Google'ın yapay zekâ şirketi DeepMind, AlphaFold adlı yapay zekâ sayesinde, biyolojide devrim yaratacak bir gelişmeye imza attı. Bu çalışmada proteinlerin yapısını tahmin etmek için amino asit dizilerini ve bu dizelerin etkileşimleri analiz edildi. Vücudumuzdaki bütün hücreler ve dokular proteinlerden oluşuyor ve yaşamımızdaki her şey bu proteinlere bağlı. 2020'nin sonlarına doğru katlanmış proteinlerin yapısını tahmin edebilen bir yöntem bulduğunu bildiren yapay zekâ, 2022'de ise 200 milyondan fazla proteinin 3D yapılarının yer aldığı açık kaynaklı bir veritabanı yayınlandı. Bu proteinlerin neredeyse tamamı dünya çapında tanınan protein araştırmaları deposu UniProt'ta kataloglanmış durumda ve şimdiden birçok alanda bilim insanları araştırmalarını ilerletmek için bu depoyu kullanıyor. Ayrıca veritabanın, hastalık tedavileri, aşılar, antibiyotik direnci, gıda güvenliği ve hatta plastik kirliliği gibi konular için çalışmalara yeni bir kaynak sunması bekleniyor.

NANO-BOYUTLU MİKROSKOP GELİŞTİRİLDİ

On yedinci yüzyılda bilim insanları ilk defa canlı organizmaları ışık mikroskopu altında incelediğinde yeni bir dünya açılmıştı. Bu mikrobiyolojinin doğuş anıydı ve o zamandan beri ışık mikroskopu bilimin en önemli araçlardan biri olageldi. Işık mikroskopu 200 nanometrenin (saç telinin 500'de 1'i) altındaki cisimleri gösteremez. Daha küçük cisimleri görmek içinse bilim adamları elektron mikroskobu kullanır. Ancak bu mikroskobun birtakım
sorunları bulunuyor, örneğin elektron mikroskobu ile sadece ölü hareketsiz cisimler gözlemlenebilir. Bir ışık mikroskopunun 0,2 mikrometreden daha yüksek bir çözünürlüğe sahip olamayacağı yönündeki bilimsel olarak kabul edilmiş kısıtlılık da var.
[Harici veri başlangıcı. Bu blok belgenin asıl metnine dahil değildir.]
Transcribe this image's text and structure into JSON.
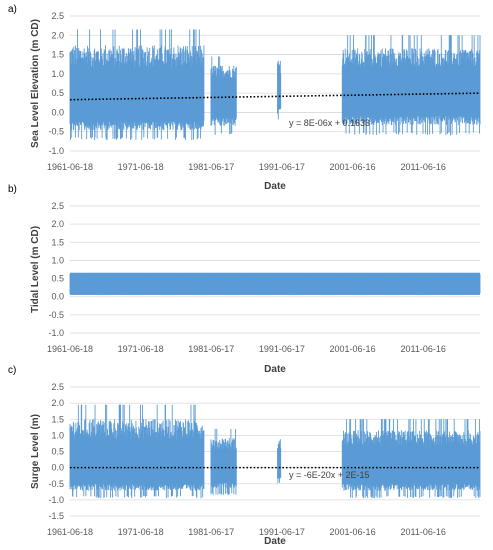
{
  "chart_data": [
    {
      "type": "scatter",
      "panel_label": "a)",
      "xlabel": "Date",
      "ylabel": "Sea Level Elevation (m CD)",
      "ylim": [
        -1.0,
        2.5
      ],
      "ytick_step": 0.5,
      "yticks": [
        "2.5",
        "2.0",
        "1.5",
        "1.0",
        "0.5",
        "0.0",
        "-0.5",
        "-1.0"
      ],
      "xlim": [
        "1961-06-18",
        "2019-06-30"
      ],
      "xticks": [
        "1961-06-18",
        "1971-06-18",
        "1981-06-17",
        "1991-06-17",
        "2001-06-16",
        "2011-06-16"
      ],
      "grid": "horizontal",
      "series_color": "#5b9bd5",
      "trendline": {
        "style": "dotted",
        "color": "#000000",
        "start": 0.33,
        "end": 0.5,
        "equation": "y = 8E-06x + 0.1633"
      },
      "data_segments": [
        {
          "start": "1961-06-18",
          "end": "1980-06-01",
          "centre": 0.33,
          "lower": -0.72,
          "upper": 2.15
        },
        {
          "start": "1981-06-01",
          "end": "1985-01-01",
          "centre": 0.42,
          "lower": -0.6,
          "upper": 1.45
        },
        {
          "start": "1990-11-01",
          "end": "1991-04-15",
          "centre": 0.45,
          "lower": -0.22,
          "upper": 1.7
        },
        {
          "start": "2000-01-01",
          "end": "2019-06-30",
          "centre": 0.5,
          "lower": -0.6,
          "upper": 2.0
        }
      ]
    },
    {
      "type": "scatter",
      "panel_label": "b)",
      "xlabel": "Date",
      "ylabel": "Tidal Level (m CD)",
      "ylim": [
        -1.0,
        2.5
      ],
      "ytick_step": 0.5,
      "yticks": [
        "2.5",
        "2.0",
        "1.5",
        "1.0",
        "0.5",
        "0.0",
        "-0.5",
        "-1.0"
      ],
      "xlim": [
        "1961-06-18",
        "2019-06-30"
      ],
      "xticks": [
        "1961-06-18",
        "1971-06-18",
        "1981-06-17",
        "1991-06-17",
        "2001-06-16",
        "2011-06-16"
      ],
      "grid": "horizontal",
      "series_color": "#5b9bd5",
      "data_segments": [
        {
          "start": "1961-06-18",
          "end": "2019-06-30",
          "centre": 0.36,
          "lower": 0.05,
          "upper": 0.66
        }
      ]
    },
    {
      "type": "scatter",
      "panel_label": "c)",
      "xlabel": "Date",
      "ylabel": "Surge Level (m)",
      "ylim": [
        -1.5,
        2.5
      ],
      "ytick_step": 0.5,
      "yticks": [
        "2.5",
        "2.0",
        "1.5",
        "1.0",
        "0.5",
        "0.0",
        "-0.5",
        "-1.0",
        "-1.5"
      ],
      "xlim": [
        "1961-06-18",
        "2019-06-30"
      ],
      "xticks": [
        "1961-06-18",
        "1971-06-18",
        "1981-06-17",
        "1991-06-17",
        "2001-06-16",
        "2011-06-16"
      ],
      "grid": "horizontal",
      "series_color": "#5b9bd5",
      "trendline": {
        "style": "dotted",
        "color": "#000000",
        "start": 0.0,
        "end": 0.0,
        "equation": "y = -6E-20x + 2E-15"
      },
      "data_segments": [
        {
          "start": "1961-06-18",
          "end": "1980-06-01",
          "centre": 0.0,
          "lower": -0.95,
          "upper": 1.95
        },
        {
          "start": "1981-06-01",
          "end": "1985-01-01",
          "centre": 0.0,
          "lower": -0.85,
          "upper": 1.2
        },
        {
          "start": "1990-11-01",
          "end": "1991-04-15",
          "centre": 0.0,
          "lower": -0.5,
          "upper": 1.15
        },
        {
          "start": "2000-01-01",
          "end": "2019-06-30",
          "centre": 0.0,
          "lower": -0.95,
          "upper": 1.5
        }
      ]
    }
  ]
}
Bu sorunu aşma amacıyla Stefan Hell ve Eric Betzig ile William Moerner ışık mikroskobunun 200 kat daha küçük cisimleri görmesini sağlayan metotlar geliştirdiler ve 2014 Nobel Kimya Ödülü'ne layık görüldüler. Bu gelişmeler ışığında bilim adamları artık moleküllerin flüoresansını biyoloji ve tıpta birçok önemli gözlem için kullanmaya başladılar. Bunların içinde Parkinson, Alzheimer, Huntington hastalıklarında proteinlerin takip edilebilmesine kadar bir sürü uygulama alanı var.